Its another phase of waiting for 4 months till I realize that its my fault by the way, stop being an ego guy, I decided to send her an apology message. Besides, it is Eid Fitr day, why don't I just say sorry and hope that it wont happen again. She accept it, I'm done with cold war and I'm sick with it without her. I invited her to my house for an open house, she came with her big Volvo, she wear baju kurung with white hair scarf. She ate Soto and etc bla bla. During late 7, I sent her to her car and waving bubye!! haha. The next day, she invited me to her house but I couldn't attend the invitation. Nahh, she said its okay. Holiday is over, I could not send her to KL so I decided to send her to the Terminal Makmur for a 7.30 a.m bus. Her father was there where he is so busy that he left her girl with me. Once again, I wave her bubye!! BTW did I mention that she asked me to buy the ticket earlier? huhu I think she didn't pay the ticket yet. :P

I thought after apologizing to her, things gonna change but nothing changed. I still send messages and wait for her reply over and over again. Its been ermm 16 months of waiting I guess.. Its not that I never propose her, I did that once and she said she's not ready for a commitment. But its a long long time ago. Last two days was her birthday. I've prepared for her birthday gift and hoping for a hangout again but she's not in Kuantan. She went to Kelantan where her father was born long time ago. Last Sunday I called her, she said that she just come back from KL, meeting friends, I never thought that friends she mentioned was her En. Gula-Gula Hati.

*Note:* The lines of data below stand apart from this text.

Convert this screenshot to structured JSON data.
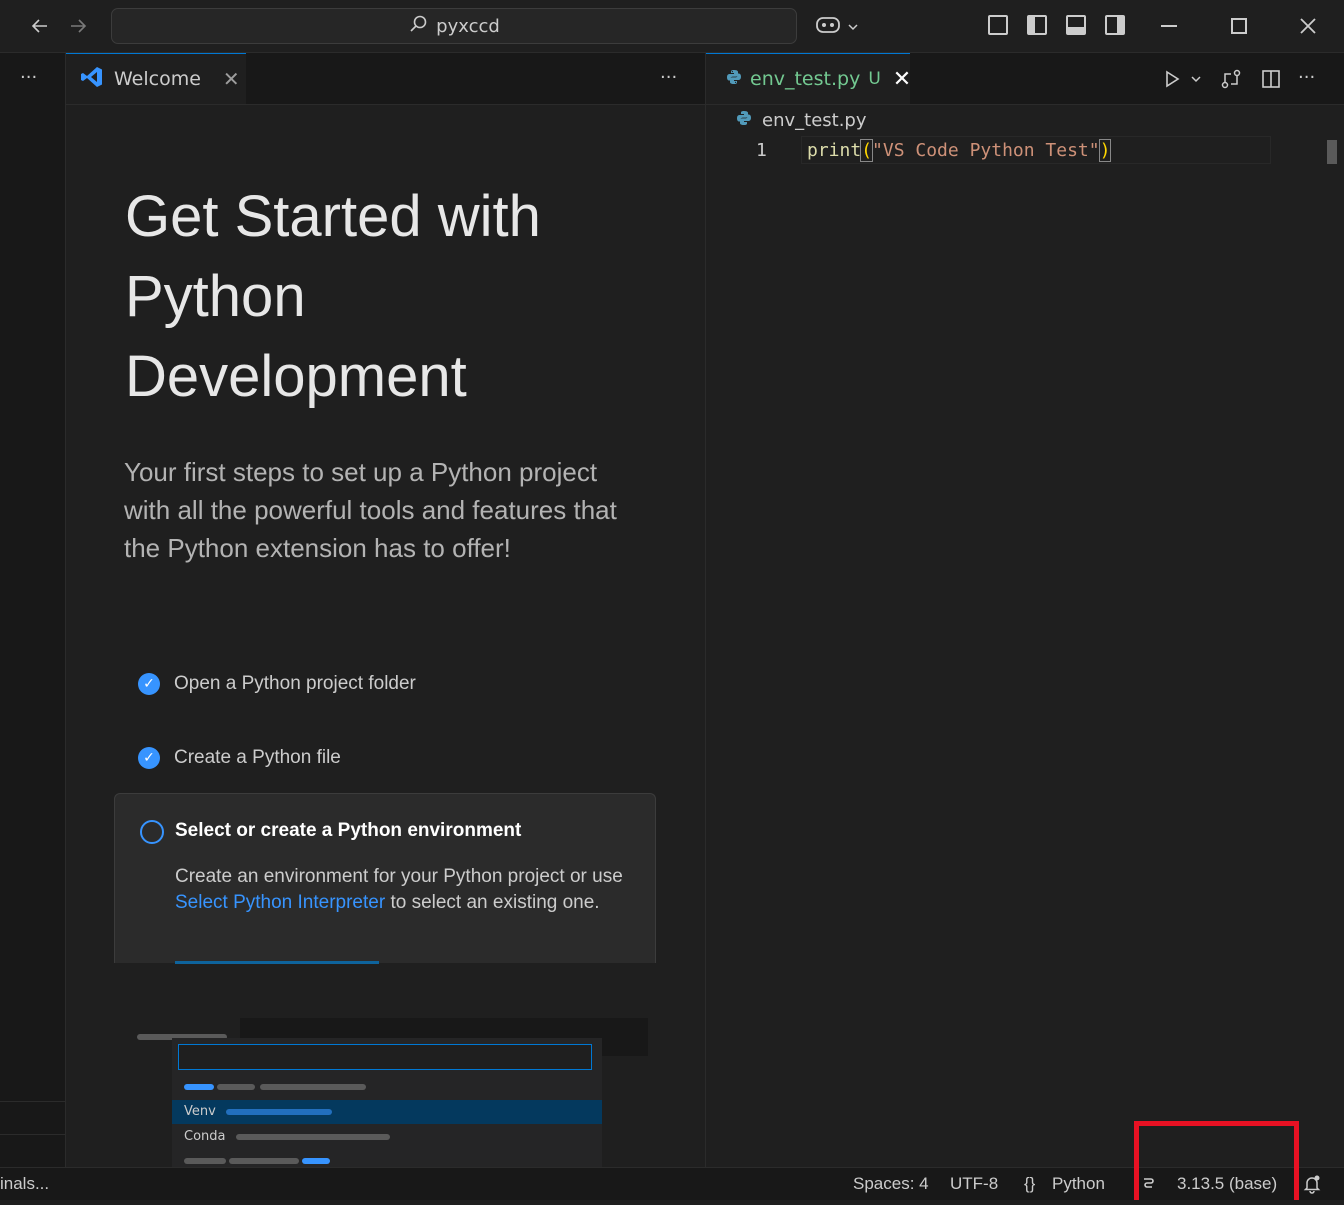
{
  "titlebar": {
    "search_text": "pyxccd",
    "back_icon": "arrow-left-icon",
    "forward_icon": "arrow-right-icon",
    "copilot_icon": "copilot-icon"
  },
  "editor_left": {
    "tab_label": "Welcome",
    "tab_close": "✕",
    "more": "···",
    "welcome": {
      "title": "Get Started with Python Development",
      "subtitle": "Your first steps to set up a Python project with all the powerful tools and features that the Python extension has to offer!",
      "steps": [
        {
          "label": "Open a Python project folder",
          "done": true
        },
        {
          "label": "Create a Python file",
          "done": true
        },
        {
          "label": "Select or create a Python environment",
          "done": false
        }
      ],
      "active_step": {
        "title": "Select or create a Python environment",
        "desc_before": "Create an environment for your Python project or use ",
        "desc_link": "Select Python Interpreter",
        "desc_after": " to select an existing one."
      },
      "illustration": {
        "items": [
          "Venv",
          "Conda"
        ]
      }
    }
  },
  "editor_right": {
    "tab_label": "env_test.py",
    "tab_status": "U",
    "tab_close": "✕",
    "breadcrumb": "env_test.py",
    "line_number": "1",
    "code": {
      "fn": "print",
      "open": "(",
      "str": "\"VS Code Python Test\"",
      "close": ")"
    },
    "more": "···"
  },
  "left_strip": {
    "more": "···"
  },
  "statusbar": {
    "left_text": "inals...",
    "spaces": "Spaces: 4",
    "encoding": "UTF-8",
    "language_icon": "{}",
    "language": "Python",
    "interpreter": "3.13.5 (base)"
  },
  "colors": {
    "accent": "#0078d4",
    "link": "#3794ff",
    "highlight": "#e81123",
    "untracked": "#73c991"
  }
}
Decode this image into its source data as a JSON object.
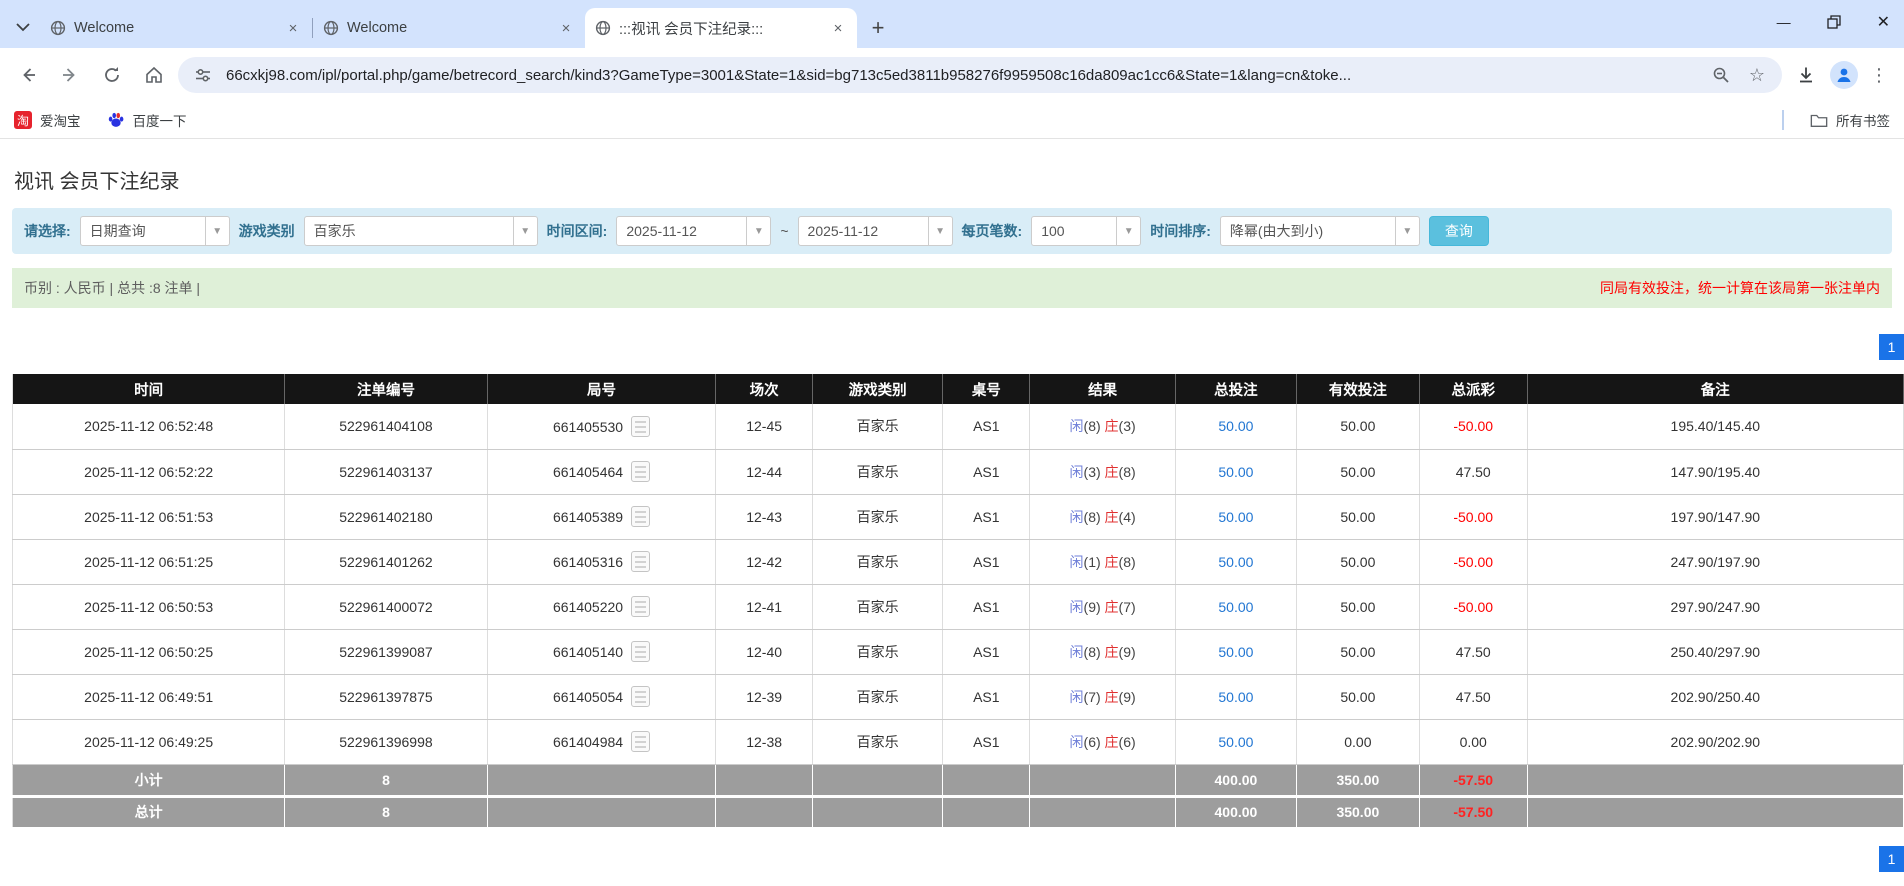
{
  "colors": {
    "chrome_bg": "#d3e3fd",
    "accent_blue": "#1a73e8",
    "link_blue": "#2276d2",
    "player_blue": "#6f7fd8",
    "banker_red": "#e03131",
    "neg_red": "#ff0000",
    "filter_bg": "#d9edf7",
    "filter_label": "#31708f",
    "summary_bg": "#dff0d8",
    "btn_bg": "#5bc0de",
    "header_bg": "#151515",
    "footer_bg": "#9d9d9d"
  },
  "icons": {
    "close": "×",
    "new_tab": "+",
    "minimize": "—",
    "window_close": "✕",
    "more_vert": "⋮",
    "star": "☆",
    "dropdown_arrow": "▼",
    "tilde": "~",
    "pipe_divider": "|"
  },
  "browser": {
    "tabs": [
      {
        "title": "Welcome"
      },
      {
        "title": "Welcome"
      },
      {
        "title": ":::视讯 会员下注纪录:::"
      }
    ],
    "url": "66cxkj98.com/ipl/portal.php/game/betrecord_search/kind3?GameType=3001&State=1&sid=bg713c5ed3811b958276f9959508c16da809ac1cc6&State=1&lang=cn&toke...",
    "bookmarks": [
      {
        "label": "爱淘宝",
        "badge": "淘"
      },
      {
        "label": "百度一下"
      }
    ],
    "all_bookmarks_label": "所有书签"
  },
  "page": {
    "title": "视讯 会员下注纪录",
    "filters": {
      "select_label": "请选择:",
      "select_value": "日期查询",
      "game_type_label": "游戏类别",
      "game_type_value": "百家乐",
      "date_range_label": "时间区间:",
      "date_from": "2025-11-12",
      "date_to": "2025-11-12",
      "range_separator": "~",
      "page_size_label": "每页笔数:",
      "page_size_value": "100",
      "sort_label": "时间排序:",
      "sort_value": "降幂(由大到小)",
      "search_button": "查询"
    },
    "summary": {
      "left": "币别 : 人民币 | 总共 :8 注单 |",
      "right_notice": "同局有效投注，统一计算在该局第一张注单内"
    },
    "pagination": "1",
    "table": {
      "headers": [
        "时间",
        "注单编号",
        "局号",
        "场次",
        "游戏类别",
        "桌号",
        "结果",
        "总投注",
        "有效投注",
        "总派彩",
        "备注"
      ],
      "rows": [
        {
          "time": "2025-11-12 06:52:48",
          "bet_no": "522961404108",
          "round_no": "661405530",
          "session": "12-45",
          "game": "百家乐",
          "table_no": "AS1",
          "result": {
            "player": "闲",
            "player_points": "(8)",
            "banker": "庄",
            "banker_points": "(3)"
          },
          "total_bet": "50.00",
          "valid_bet": "50.00",
          "payout": "-50.00",
          "note": "195.40/145.40"
        },
        {
          "time": "2025-11-12 06:52:22",
          "bet_no": "522961403137",
          "round_no": "661405464",
          "session": "12-44",
          "game": "百家乐",
          "table_no": "AS1",
          "result": {
            "player": "闲",
            "player_points": "(3)",
            "banker": "庄",
            "banker_points": "(8)"
          },
          "total_bet": "50.00",
          "valid_bet": "50.00",
          "payout": "47.50",
          "note": "147.90/195.40"
        },
        {
          "time": "2025-11-12 06:51:53",
          "bet_no": "522961402180",
          "round_no": "661405389",
          "session": "12-43",
          "game": "百家乐",
          "table_no": "AS1",
          "result": {
            "player": "闲",
            "player_points": "(8)",
            "banker": "庄",
            "banker_points": "(4)"
          },
          "total_bet": "50.00",
          "valid_bet": "50.00",
          "payout": "-50.00",
          "note": "197.90/147.90"
        },
        {
          "time": "2025-11-12 06:51:25",
          "bet_no": "522961401262",
          "round_no": "661405316",
          "session": "12-42",
          "game": "百家乐",
          "table_no": "AS1",
          "result": {
            "player": "闲",
            "player_points": "(1)",
            "banker": "庄",
            "banker_points": "(8)"
          },
          "total_bet": "50.00",
          "valid_bet": "50.00",
          "payout": "-50.00",
          "note": "247.90/197.90"
        },
        {
          "time": "2025-11-12 06:50:53",
          "bet_no": "522961400072",
          "round_no": "661405220",
          "session": "12-41",
          "game": "百家乐",
          "table_no": "AS1",
          "result": {
            "player": "闲",
            "player_points": "(9)",
            "banker": "庄",
            "banker_points": "(7)"
          },
          "total_bet": "50.00",
          "valid_bet": "50.00",
          "payout": "-50.00",
          "note": "297.90/247.90"
        },
        {
          "time": "2025-11-12 06:50:25",
          "bet_no": "522961399087",
          "round_no": "661405140",
          "session": "12-40",
          "game": "百家乐",
          "table_no": "AS1",
          "result": {
            "player": "闲",
            "player_points": "(8)",
            "banker": "庄",
            "banker_points": "(9)"
          },
          "total_bet": "50.00",
          "valid_bet": "50.00",
          "payout": "47.50",
          "note": "250.40/297.90"
        },
        {
          "time": "2025-11-12 06:49:51",
          "bet_no": "522961397875",
          "round_no": "661405054",
          "session": "12-39",
          "game": "百家乐",
          "table_no": "AS1",
          "result": {
            "player": "闲",
            "player_points": "(7)",
            "banker": "庄",
            "banker_points": "(9)"
          },
          "total_bet": "50.00",
          "valid_bet": "50.00",
          "payout": "47.50",
          "note": "202.90/250.40"
        },
        {
          "time": "2025-11-12 06:49:25",
          "bet_no": "522961396998",
          "round_no": "661404984",
          "session": "12-38",
          "game": "百家乐",
          "table_no": "AS1",
          "result": {
            "player": "闲",
            "player_points": "(6)",
            "banker": "庄",
            "banker_points": "(6)"
          },
          "total_bet": "50.00",
          "valid_bet": "0.00",
          "payout": "0.00",
          "note": "202.90/202.90"
        }
      ],
      "subtotal": {
        "label": "小计",
        "count": "8",
        "total_bet": "400.00",
        "valid_bet": "350.00",
        "payout": "-57.50"
      },
      "total": {
        "label": "总计",
        "count": "8",
        "total_bet": "400.00",
        "valid_bet": "350.00",
        "payout": "-57.50"
      }
    }
  }
}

How do you feel when suddenly U read this written by your love ones?

Thank you everyone for all the wishes, hugs and kisses! Thank you for the phone calls , text messages , fb posts and gift! Thank you for making me special on my 18th birthday! & for my encik gula-gula hati , thanks for the really sweet gift and those moment we'd spend together last weekend! I feel the love rite now :)

Total frustration right?
especially when encik gula-gula hati is not you.
For whole this time I've waited for you my dear it just a waste of time.
If you cant wait, why don't you just tell me the truth?
Just tell me.
I waited for you sincerely, I even rejected few girls that kinda in love with me because I thought you're my only one. My Cute little 4 leaves Clover.